INTERNAL ASSERT FAILED during training

Hi, I am training a simple model on the GTSRB dataset with PyTorch C++ Frontend. There is an “INTERNAL ASSERT FAILED” error in epoch 5, as you can see in the following code:

...
Train Epoch: 5 1208/13200       Loss: 0.0776928 Acc: 0.831126
Train Epoch: 5 1288/13200       Loss: 0.0787623 Acc: 0.831522
Train Epoch: 5 1368/13200       Loss: 0.0887302 Acc: 0.826023
terminate called after throwing an instance of 'c10::Error'
  what():  !std::isnan(loss.template item<float>()) INTERNAL ASSERT FAILED at "../trainGTSRB.cpp":184, please report a bug to PyTorch. 
Exception raised from train at ../trainGTSRB.cpp:184 (most recent call first):
frame #0: c10::Error::Error(c10::SourceLocation, std::__cxx11::basic_string<char, std::char_traits<char>, std::allocator<char> >) + 0x6c (0x7ffff7f9c8bc in /home/amorais/pytorch/torch/lib/libc10.so)
...

I would appreciate it if you could help me solve it.

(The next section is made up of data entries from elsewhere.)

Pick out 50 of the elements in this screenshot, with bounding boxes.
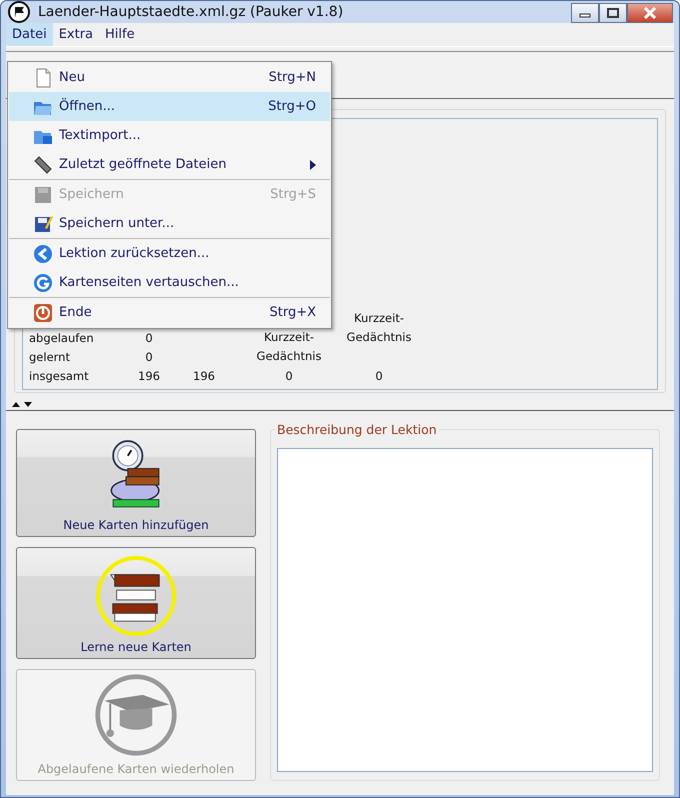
action-button[interactable]: Neue Karten hinzufügen [16, 429, 256, 537]
menu-item[interactable]: Speichern unter... [9, 209, 330, 238]
menu-item[interactable]: Lektion zurücksetzen... [9, 239, 330, 268]
up-arrow-icon [12, 402, 20, 407]
menu-item-label: Speichern [59, 187, 125, 202]
menu-item-label: Zuletzt geöffnete Dateien [59, 157, 228, 172]
table-cell-text: 196 [137, 368, 161, 382]
submenu-arrow-icon [310, 160, 316, 170]
group-title: Beschreibung der Lektion [275, 422, 439, 437]
row-label: gelernt [29, 350, 71, 364]
table-cell-text: 196 [192, 368, 216, 382]
menu-item[interactable]: Textimport... [9, 121, 330, 150]
close-icon [643, 7, 657, 19]
shortcut-label: Strg+O [268, 99, 316, 114]
menu-item-label: Neu [59, 70, 86, 85]
table-cell-text: 0 [374, 368, 384, 382]
menu-item[interactable]: Hilfe [99, 23, 141, 46]
maximize-icon [607, 8, 619, 18]
power-icon [33, 302, 53, 322]
shortcut-label: Strg+X [269, 305, 316, 320]
down-arrow-icon [24, 402, 32, 407]
column-header: Kurzzeit- Gedächtnis [256, 329, 322, 365]
menu-item-label: Speichern unter... [59, 216, 176, 231]
menu-item-label: Kartenseiten vertauschen... [59, 275, 240, 290]
table-cell-text: 0 [144, 330, 154, 344]
menu-item[interactable]: Datei [6, 23, 53, 46]
menu-item[interactable]: Kartenseiten vertauschen... [9, 268, 330, 297]
menu-item[interactable]: Öffnen... Strg+O [9, 92, 330, 121]
minimize-button[interactable] [571, 3, 599, 23]
menu-item-label: Ende [59, 305, 93, 320]
column-header: Kurzzeit- Gedächtnis [346, 310, 412, 346]
row-label: abgelaufen [29, 330, 95, 344]
action-button[interactable]: Lerne neue Karten [16, 547, 256, 659]
menu-item-label: Lektion zurücksetzen... [59, 246, 210, 261]
flag-icon [8, 1, 30, 23]
menu-item[interactable]: Zuletzt geöffnete Dateien [9, 150, 330, 179]
disk-pencil-icon [33, 214, 53, 234]
menu-item[interactable]: Extra [52, 23, 100, 46]
table-cell-text: 0 [144, 350, 154, 364]
menu-item-label: Öffnen... [59, 99, 116, 114]
row-label: insgesamt [29, 368, 90, 382]
menu-item[interactable]: Ende Strg+X [9, 298, 330, 327]
window-title: Laender-Hauptstaedte.xml.gz (Pauker v1.8) [38, 4, 344, 20]
table-cell-text: 0 [284, 368, 294, 382]
shortcut-label: Strg+N [268, 70, 316, 85]
menu-item[interactable]: Neu Strg+N [9, 63, 330, 92]
close-button[interactable] [627, 3, 673, 23]
menu-item-label: Textimport... [59, 128, 142, 143]
shortcut-label: Strg+S [270, 187, 316, 202]
maximize-button[interactable] [599, 3, 627, 23]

I am classifying 9 classes of 28x28 images. Here is my network:


struct NetImpl : torch::nn::SequentialImpl {
  NetImpl() {
    using namespace torch::nn;
    
    auto stride = torch::ExpandingArray<2>({2, 2});
    // input images have size 28x28
    push_back(Conv2d(Conv2dOptions(numChannels, 32, 3).stride(1).padding(0)));
    push_back(Functional(torch::max_pool2d, 2, stride,0, 1, false));
    push_back(Functional(torch::relu));
    push_back(Conv2d(Conv2dOptions(32, 64, 3).stride(1).padding(0)));
    push_back(Functional(torch::max_pool2d, 2, stride, 0, 1, false));
    push_back(Functional(torch::relu));
    push_back(Conv2d(Conv2dOptions(64, 128, 3).stride(1).padding(0)));
    push_back(Functional(torch::relu));
    push_back(Flatten());
    push_back(Linear(1152, 600));
    push_back(Functional(torch::relu));
    push_back(Linear(600, 320));
    push_back(Functional(torch::relu));
    push_back(Linear(320, numClasses));
    push_back(Functional(static_cast<torch::Tensor(&)(const torch::Tensor&, int64_t, torch::optional<torch::ScalarType> )>(torch::log_softmax), 1, torch::nullopt));
  }
};
TORCH_MODULE(Net);

And here is the training function:


template <typename DataLoader>
void train(
    size_t epoch,
    Net model,
    torch::Device device,
    DataLoader& data_loader,
    torch::optim::Optimizer& optimizer,
    size_t dataset_size) {
    model->train();
  size_t batch_idx = 0;

  float Loss = 0, Acc = 0;

  for (auto& batch : data_loader) {
    auto data = batch.data.to(device);
    auto targets = batch.target.to(device).view({-1});
    optimizer.zero_grad();

    auto output = model->forward(data);
    
    auto loss = torch::nll_loss(output, targets);
    AT_ASSERT(!std::isnan(loss.template item<float>()));


    auto acc = output.argmax(1).eq(targets).sum();

    loss.backward();
 
    optimizer.step();

    Loss += loss.template item<float>();
    Acc += acc.template item<float>();


    if (batch_idx++ % kLogInterval == 0) {
      auto end = std::min(dataset_size, batch_idx * batch.data.size(0));

      std::cout << "Train Epoch: " << epoch << " " << end << "/" << dataset_size
                << "\tLoss: " << Loss / end << "\tAcc: " << Acc / end
                << std::endl;
      
    }
  }
}

Could you update to the latest nightly release and check, if this might have been already fixed?
If you are still hitting this error, could you create an issue on GitHub so that we could track and fix this?

1 Like

Updated to PyTorch 1.9.0 and the problem is solved, thank you :grin:.